Today on Headline
RePLAY: A fifth-grader’s wish to share his love of videogames with his blind
grandmother, another Capcom misspelling and Keiji Inafune agrees that modern Japanese
games “suck.”
10-year-old Dylan
Viale had a dilemma: he loved videogames and wanted to share his passion with
his grandmother, except she is blind. Dylan’s solution was to design a video game
that could be played by her that he later called Quacky’s Quest.
“[Dylan] wanted to
figure out a way that he could share his love of video games with her,” Dino
Viale, Dylan’s father told Kotaku. “He thought, ‘How can I create something she
can enjoy?”
Dylan tackled the
problem by downloading a free version of a game design program called GameMaker, ran through its tutorials,
learned design concepts and ultimately created a game about an oddly-shaped
duck, a Golden Egg and a dark maze.
Quacky’s Quest’s design was simple and ingenious: navigate through
a series of dark mazes with sound cues to signal whether the player is heading
in the right direction, the wrong way or just bumping into walls.
“Sound was the greatest
tool for [Dylan’s] grandmother to navigate through the game. He had to figure
out how to associate each move through the maze with sound cues for whether you
were doing something correctly or incorrectly,” said Dino.
After a month of
development, Dylan decided to enter Quacky’s
Quest into the Hidden Valley Elementary School science fair.
He won first place.
For more on this heartwarming
and inspiring story, check out the full article on Kotaku via the source link
below.
|Source: Kotaku
Capcom’s inability to spellcheck has struck again, despite its admission on how “embarrassing” it
was, this time with a pre-order marketing banner for Resident Evil 6 that spelled ‘mercenaries’ as ‘mercHenaries.’
It was spotted by
Twitter user cvxfreak, who has posted a screenshot.
Capcom was quick to
discover the issue and has since then fixed the error.
|Source: @cvxfreak
Recently, Fez creator
Phil Fish caused quite a stir when he declared that Japanese games “just suck”

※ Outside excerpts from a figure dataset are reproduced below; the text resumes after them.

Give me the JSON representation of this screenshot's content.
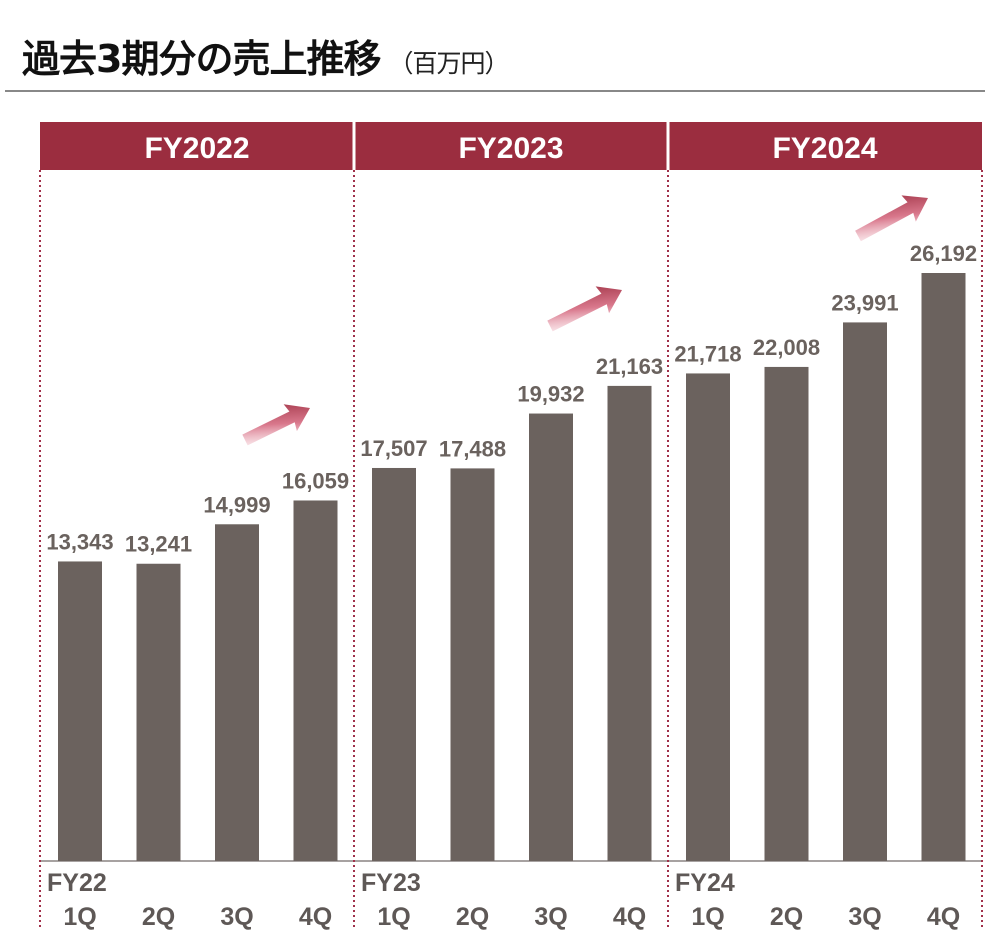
{
  "title": "過去3期分の売上推移",
  "unit": "（百万円）",
  "chart_data": {
    "type": "bar",
    "title": "過去3期分の売上推移",
    "unit": "百万円",
    "groups": [
      {
        "label": "FY2022",
        "axis_label": "FY22",
        "categories": [
          "1Q",
          "2Q",
          "3Q",
          "4Q"
        ],
        "values": [
          13343,
          13241,
          14999,
          16059
        ],
        "value_labels": [
          "13,343",
          "13,241",
          "14,999",
          "16,059"
        ]
      },
      {
        "label": "FY2023",
        "axis_label": "FY23",
        "categories": [
          "1Q",
          "2Q",
          "3Q",
          "4Q"
        ],
        "values": [
          17507,
          17488,
          19932,
          21163
        ],
        "value_labels": [
          "17,507",
          "17,488",
          "19,932",
          "21,163"
        ]
      },
      {
        "label": "FY2024",
        "axis_label": "FY24",
        "categories": [
          "1Q",
          "2Q",
          "3Q",
          "4Q"
        ],
        "values": [
          21718,
          22008,
          23991,
          26192
        ],
        "value_labels": [
          "21,718",
          "22,008",
          "23,991",
          "26,192"
        ]
      }
    ],
    "ylim": [
      0,
      26192
    ],
    "grid": false,
    "colors": {
      "bar": "#6b625e",
      "header": "#9b2d3f",
      "divider": "#a0304a",
      "arrow_start": "#f3c6cf",
      "arrow_end": "#9b2d3f"
    },
    "annotations": [
      "growth-arrow",
      "growth-arrow",
      "growth-arrow"
    ]
  }
}
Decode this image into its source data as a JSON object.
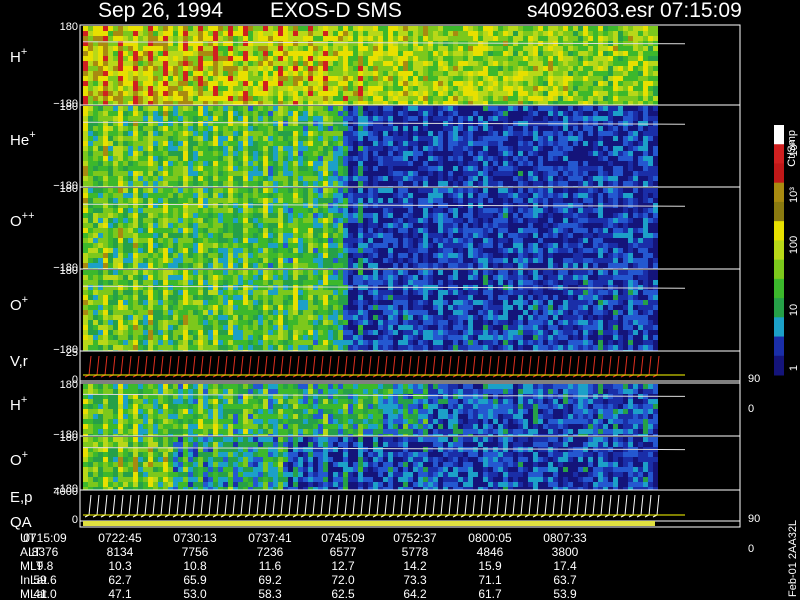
{
  "header": {
    "date": "Sep 26, 1994",
    "instrument": "EXOS-D SMS",
    "file": "s4092603.esr",
    "time": "07:15:09"
  },
  "panels": [
    {
      "label": "H",
      "sup": "+",
      "top": "180",
      "bottom": "−180"
    },
    {
      "label": "He",
      "sup": "+",
      "top": "180",
      "bottom": "−180"
    },
    {
      "label": "O",
      "sup": "++",
      "top": "180",
      "bottom": "−180"
    },
    {
      "label": "O",
      "sup": "+",
      "top": "180",
      "bottom": "−180"
    },
    {
      "label": "V,r",
      "top": "25",
      "bottom": "0",
      "right_top": "90",
      "right_bottom": "0"
    },
    {
      "label": "H",
      "sup": "+",
      "top": "180",
      "bottom": "−180"
    },
    {
      "label": "O",
      "sup": "+",
      "top": "180",
      "bottom": "−180"
    },
    {
      "label": "E,p",
      "top": "4000",
      "bottom": "0",
      "right_top": "90",
      "right_bottom": "0"
    }
  ],
  "qa": "QA",
  "colorbar": {
    "unit": "Ct/Smp",
    "labels": [
      "10⁴",
      "10³",
      "100",
      "10",
      "1"
    ]
  },
  "table": {
    "rows": [
      {
        "label": "UT",
        "values": [
          "0715:09",
          "0722:45",
          "0730:13",
          "0737:41",
          "0745:09",
          "0752:37",
          "0800:05",
          "0807:33"
        ]
      },
      {
        "label": "ALT",
        "values": [
          "8376",
          "8134",
          "7756",
          "7236",
          "6577",
          "5778",
          "4846",
          "3800"
        ]
      },
      {
        "label": "MLT",
        "values": [
          "9.8",
          "10.3",
          "10.8",
          "11.6",
          "12.7",
          "14.2",
          "15.9",
          "17.4"
        ]
      },
      {
        "label": "InLat",
        "values": [
          "59.6",
          "62.7",
          "65.9",
          "69.2",
          "72.0",
          "73.3",
          "71.1",
          "63.7"
        ]
      },
      {
        "label": "MLat",
        "values": [
          "41.0",
          "47.1",
          "53.0",
          "58.3",
          "62.5",
          "64.2",
          "61.7",
          "53.9"
        ]
      }
    ]
  },
  "footer": "Feb-01 2AA32L"
}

at this year’s GDC. Keiji Inafune embraced the criticism and called it a “necessary”
message for Japanese developers.
“There was a Canadian
guy who appeared in a documentary film and did a Q&A afterwards,” Inafune
recalled. “And a Japanese person asked what he thought of Japanese games, and
he said he thought they sucked. That’s what’s necessary.
“It’s very severe, but
very honest,” Inafune told Wired. “Unless Japanese people feel embarrassed from
the experience of getting harsh comments, saying [new games] could have been
better is not an opinion they would take seriously.
“When they’re
embarrassed and they feel obliged to change, it would make a difference.”